Working in the data center meant working around limitations. For example, Petricevic’s team wanted to surface Tempo data inside Structure. In the cloud, that's built in. In the data center, it required building complex ScriptRunner formulas that ran nightly jobs heavy enough to occasionally take their instance down.
"In the cloud it's there, just like that," said Petricevic. "It's funny how the things that we needed were already there – but not in the data center version."
How to get adoption from your teams
When asked what advice they'd give to other IT teams considering the same tools, Petricevic didn't talk about setup or configuration.
He talked about people.
"Our biggest concern is always people," he said. "No matter how advanced the tech is, people need to use it and want to use it. If you spend years working in a certain way, it can be hard to get people to change. Even if you’ve made the new way quicker and simpler – sometimes people still fight it.”
It's a message Petricevic has delivered at regional meetups. Change and adoption don’t happen overnight, even when there is enthusiasm.

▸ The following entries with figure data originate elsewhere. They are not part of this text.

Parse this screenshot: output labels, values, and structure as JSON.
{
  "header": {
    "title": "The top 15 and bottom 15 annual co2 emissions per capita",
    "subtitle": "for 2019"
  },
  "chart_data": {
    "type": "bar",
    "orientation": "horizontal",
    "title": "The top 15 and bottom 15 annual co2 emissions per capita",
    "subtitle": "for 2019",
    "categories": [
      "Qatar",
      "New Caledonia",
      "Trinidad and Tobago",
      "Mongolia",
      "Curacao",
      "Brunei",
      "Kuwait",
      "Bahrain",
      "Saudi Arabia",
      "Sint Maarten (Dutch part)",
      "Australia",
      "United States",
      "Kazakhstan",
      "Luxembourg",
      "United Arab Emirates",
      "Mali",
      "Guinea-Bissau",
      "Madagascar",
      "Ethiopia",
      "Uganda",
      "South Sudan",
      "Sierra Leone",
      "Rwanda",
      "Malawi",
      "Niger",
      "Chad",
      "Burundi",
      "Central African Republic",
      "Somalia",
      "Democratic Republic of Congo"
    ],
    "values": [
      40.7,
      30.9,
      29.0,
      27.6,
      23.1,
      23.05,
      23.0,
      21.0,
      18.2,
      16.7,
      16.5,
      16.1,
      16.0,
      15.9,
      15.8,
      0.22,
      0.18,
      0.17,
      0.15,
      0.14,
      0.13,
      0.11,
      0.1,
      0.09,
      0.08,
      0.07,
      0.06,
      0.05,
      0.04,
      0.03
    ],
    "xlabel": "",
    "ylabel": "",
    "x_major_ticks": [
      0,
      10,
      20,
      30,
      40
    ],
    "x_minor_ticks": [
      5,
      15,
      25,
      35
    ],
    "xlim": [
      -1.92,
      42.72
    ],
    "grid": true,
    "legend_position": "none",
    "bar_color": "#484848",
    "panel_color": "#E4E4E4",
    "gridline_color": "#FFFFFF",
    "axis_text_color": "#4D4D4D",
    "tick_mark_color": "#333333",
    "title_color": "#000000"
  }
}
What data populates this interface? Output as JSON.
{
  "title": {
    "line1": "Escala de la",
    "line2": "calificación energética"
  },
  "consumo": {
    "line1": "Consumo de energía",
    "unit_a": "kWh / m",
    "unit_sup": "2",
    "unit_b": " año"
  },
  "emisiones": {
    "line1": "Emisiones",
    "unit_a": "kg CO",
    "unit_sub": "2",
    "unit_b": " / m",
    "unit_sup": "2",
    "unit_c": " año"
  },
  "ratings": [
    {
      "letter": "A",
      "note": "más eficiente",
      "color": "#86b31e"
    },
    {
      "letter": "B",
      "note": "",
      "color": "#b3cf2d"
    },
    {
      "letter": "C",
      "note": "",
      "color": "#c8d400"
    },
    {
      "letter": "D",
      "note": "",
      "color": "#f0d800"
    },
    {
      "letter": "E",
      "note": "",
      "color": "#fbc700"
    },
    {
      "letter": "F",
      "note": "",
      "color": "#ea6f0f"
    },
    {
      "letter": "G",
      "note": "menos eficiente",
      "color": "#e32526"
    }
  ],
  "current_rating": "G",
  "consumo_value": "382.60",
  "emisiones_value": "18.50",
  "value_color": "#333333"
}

“When we presented at our regional meet-up, we showcased our setup in Jira, and everyone wanted it. They all say it is beautiful, easy to use, and it delivers exactly what large enterprises in our environment are looking for today.”
“However, it does take a while to get to where we are, and the biggest hurdle is changing people’s thinking. Work that was once really complicated and time-consuming can now be easy. With Structure, Tempo’s solutions, and Jira, it is now so simple. It can be hard to accept that.”
3 Banken IT started with a small pilot team and a problem that most IT organizations recognize: Nobody could see what anyone was actually working on.
Today, every team and every project in 3 Banken IT runs through Tempo. Hundreds of employees, projects, and issues – all of it tracked, planned, and reported in one place.